For the interview phase itself, we try to get things to move along pretty quickly if we can help it. After a prospective candidate successfully enters the pool, the first thing we do is send them a technical assessment. They’re to solve a problem case we send to them and share with us to review. Then we set up a call for them to walk us through their solution and their guiding thoughts. The conversation often goes in such a way that they get to field questions on related and unrelated design topics. There will be at least two design team members on that call, especially a rep or team lead for the product team the candidate would potentially join. After this stage, we can already tell if the candidate is a good fit, in terms of their technical ability, at least. If yes, then we send them over to the People team for their culture fit interview, and if they progress, they get to speak with someone from business leadership. Usually, if they get to the management stage, they tend to receive an offer to join the team. We try to keep this process under 5 weeks.

On the subject of cultural and technical fit, it is pretty important to us that a candidate we’ve determined to be a technical fit also possesses the right blend of character traits that embody our team values (both at the design team level and at the company level). For context, a very good designer who is rather abrasive or isn’t a good collaborator, for example, will almost certainly not improve or contribute to the collaborative culture within the team, A value I’ve learned to be very important over time, especially as a team that’s remote. These qualitative traits are not easy to assess, but if you pay attention to a candidate’s responses to scenario questions, their work history, and their general assumptions and ideologies gleaned from their experience, goals, and their notions about work, you start to get a sense of it. We assess this to some degree in the design stages of the interviews, but the People team interviews dig deeper in that regard.

The Next 20 Designers

I don’t think that we are quite done building our foundational design team for the company. I realize that, depending on how much scale we are able to achieve as a company, we may or may not need another 20 designers soon. It is more likely that we will. For the next 20 and beyond, I know we will have to think differently about how we currently hire talent.

As I write this, Flutterwave is now operational in more than 15 countries, but the design team is 100% filled with Nigerians. The drawback this poses is going to be increasingly obvious because it means we are subconsciously designing a global product with a perspective that is overwhelmingly Nigerian. To be fair, we actually put in the work to get the right nuances for foreign markets even now (team members occasionally travel to go and conduct user research and talk to customers in different locations, for example), but we realize that we could do more. The next 20 hires are going to be about bringing on designers who not only tick all the aforementioned boxes but also come with nuanced perspectives for the new markets we’re building for.

It’s making us tweak our process. What we are doing now is difficult because we don’t have a wide network of designers that extends to all the markets we’re growing to.
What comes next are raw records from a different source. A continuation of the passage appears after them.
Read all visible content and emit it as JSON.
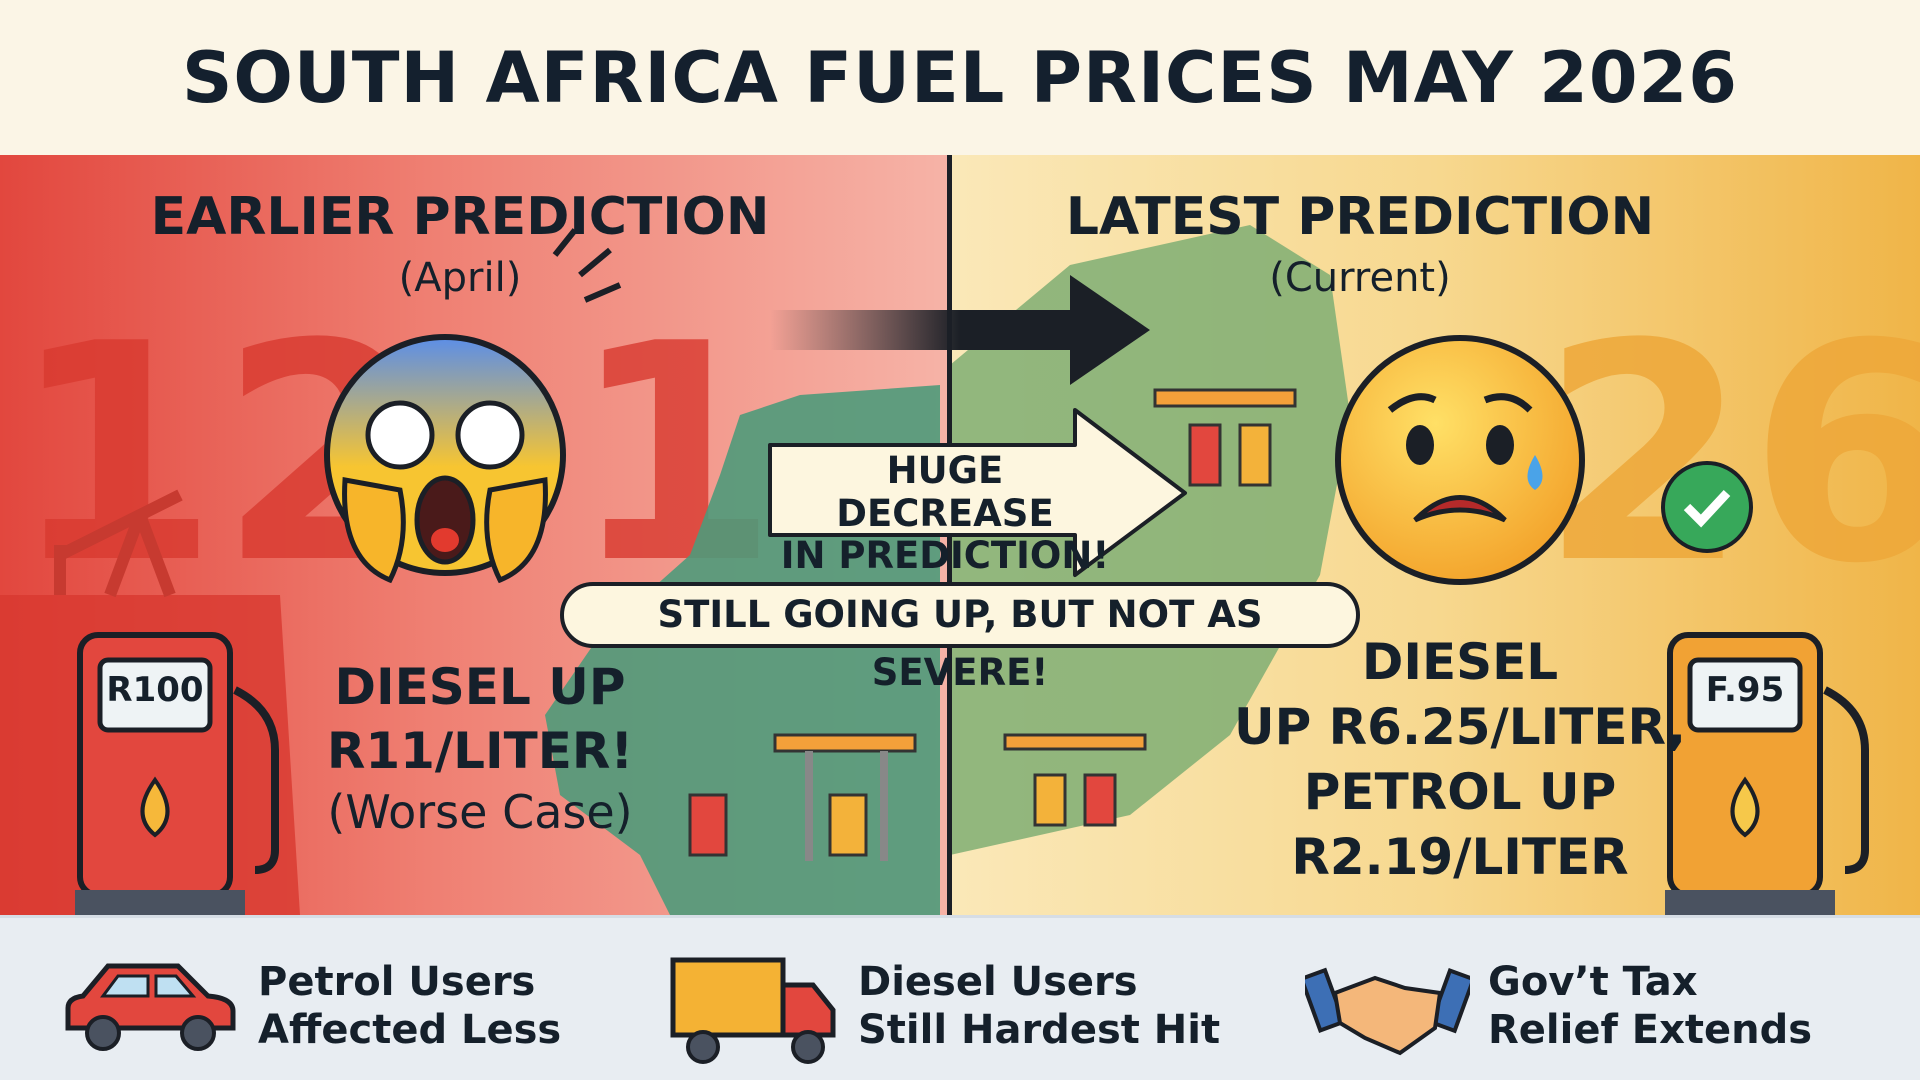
{
  "title": "SOUTH AFRICA FUEL PRICES MAY 2026",
  "left": {
    "heading": "EARLIER PREDICTION",
    "subheading": "(April)",
    "bg_numbers": [
      "12",
      "1"
    ],
    "pump_display": "R100",
    "lines": [
      "DIESEL UP",
      "R11/LITER!",
      "(Worse Case)"
    ],
    "emoji": "screaming-face-icon",
    "color": "#e2473e"
  },
  "right": {
    "heading": "LATEST PREDICTION",
    "subheading": "(Current)",
    "bg_numbers": "26",
    "pump_display": "F.95",
    "lines": [
      "DIESEL",
      "UP R6.25/LITER,",
      "PETROL UP",
      "R2.19/LITER"
    ],
    "emoji": "sad-tear-face-icon",
    "color": "#f0b548"
  },
  "callouts": {
    "decrease": [
      "HUGE DECREASE",
      "IN PREDICTION!"
    ],
    "severity": "STILL GOING UP, BUT NOT AS SEVERE!"
  },
  "bottom": [
    {
      "icon": "car-icon",
      "lines": [
        "Petrol Users",
        "Affected Less"
      ]
    },
    {
      "icon": "truck-icon",
      "lines": [
        "Diesel Users",
        "Still Hardest Hit"
      ]
    },
    {
      "icon": "handshake-icon",
      "lines": [
        "Gov’t Tax",
        "Relief Extends"
      ]
    }
  ]
}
In order to have a wider network, we started putting out job postings, which also brought up very interesting things. We put out a job posting recently for product designers in South Africa and, interestingly, we got a lot of applications from Nigerians who live in South Africa, which was a bit of a tricky situation because those weren’t our target applicants. What we wanted were actual South Africans, people who understand cultural contexts and will be able to interpret and bring that into our product design processes.

This made it clear that both location and skill-based filters are a necessary addition to our hiring process. With this in place, we would be able to focus our efforts on assessing and potentially interviewing candidates that are the right fit. Exciting times lie ahead!